The adapter 10 is used to power an ice auger with a battery-powered drill by inserting the shaft S of the ice auger I into the lower end 22 of the receiver tube 20 such that the apertures 26 in the receiver tube 20 align with the apertures A in the ice auger shaft S and then inserting the locking pin 76 through the apertures 26 and A. Then, with a battery-powered drill attached to the exposed end of the drill driver bit 62, the ice auger I can be powered by the drill.

When the adapter 10 is being used, the floating shield 30 can be held to steady the ice auger I as it spins, and the internal spring 40 absorbs vibration being transmitted from the ice auger to the drill. The floating shield 30 also prevents the auger I from falling through the hole it produces and provides a means for grasping the adapter 10 and auger I to aid in the removal of the auger I from the hole. Additionally, the drill driver bit 62 can be removed and replaced should it become damaged.

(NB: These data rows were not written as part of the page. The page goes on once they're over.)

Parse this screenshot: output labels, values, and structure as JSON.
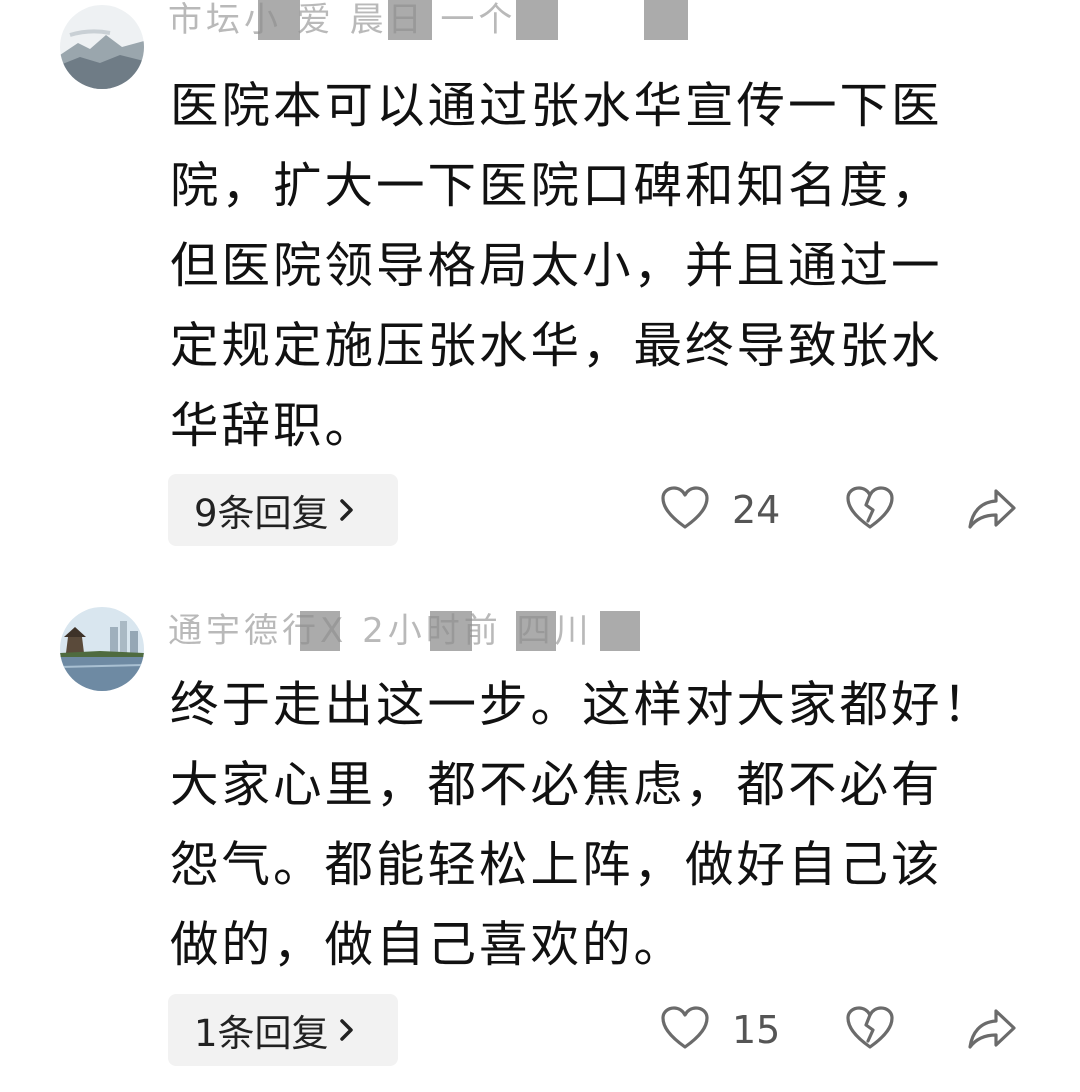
{
  "comments": [
    {
      "username": "市坛小 爱 晨日 一个",
      "text": "医院本可以通过张水华宣传一下医院，扩大一下医院口碑和知名度，但医院领导格局太小，并且通过一定规定施压张水华，最终导致张水华辞职。",
      "display_text": "医院本可以通过张水华宣传一下医\n院，扩大一下医院口碑和知名度，\n但医院领导格局太小，并且通过一\n定规定施压张水华，最终导致张水\n华辞职。",
      "reply_label": "9条回复",
      "like_count": "24",
      "avatar": "landscape-mountain-mist"
    },
    {
      "username": "通宇德行X 2小时前 四川",
      "text": "终于走出这一步。这样对大家都好！大家心里，都不必焦虑，都不必有怨气。都能轻松上阵，做好自己该做的，做自己喜欢的。",
      "display_text": "终于走出这一步。这样对大家都好！\n大家心里，都不必焦虑，都不必有\n怨气。都能轻松上阵，做好自己该\n做的，做自己喜欢的。",
      "reply_label": "1条回复",
      "like_count": "15",
      "avatar": "riverside-pavilion"
    }
  ],
  "icons": {
    "reply_chevron": "chevron-right-icon",
    "like": "heart-outline-icon",
    "dislike": "broken-heart-icon",
    "share": "share-arrow-icon"
  },
  "colors": {
    "reply_bg": "#f2f2f2",
    "icon_stroke": "#6b6b6b",
    "text": "#111111"
  }
}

The adapter 10 may also include an extension tube 80 that extends the distance between the drill and the ice auger I, as shown in FIG. 5A, thereby allowing the ice auger I to be lowered deeper into a layer of ice. As shown in FIG. 5B, the extension tube 80 has an upper end 82 and a lower end 84, with the diameter of the lower end 84 being greater than that of the upper end 82. Near each of the ends 82 and 84, is a pair of apertures 86 and 88 that are positioned on opposite sides of the tube 20. A support plug 90 and internal spring 92 are disposed within the extension tube 80. The support plug 90 is secured inside the extension tube 80 via a dowel pin 94 passing through the tube 80 and support plug 90. The internal spring 92 is attached to the bottom of the support plug 90. To use the extension tube 80, the upper end 82 is coupled with the receiver tube 20 and the lower end 84 is coupled with the shaft of an ice auger by a locking pin 96 passing though the lower apertures 88 in the extension tube 80 and the ice auger I.

All of the components of the adapter 10 are constructed of metal and the end cap 50 is welded to the receiver tube 20.

It is to be understood that the present invention is not limited to the embodiment described above, but encompasses any and all embodiments within the scope of the following claims.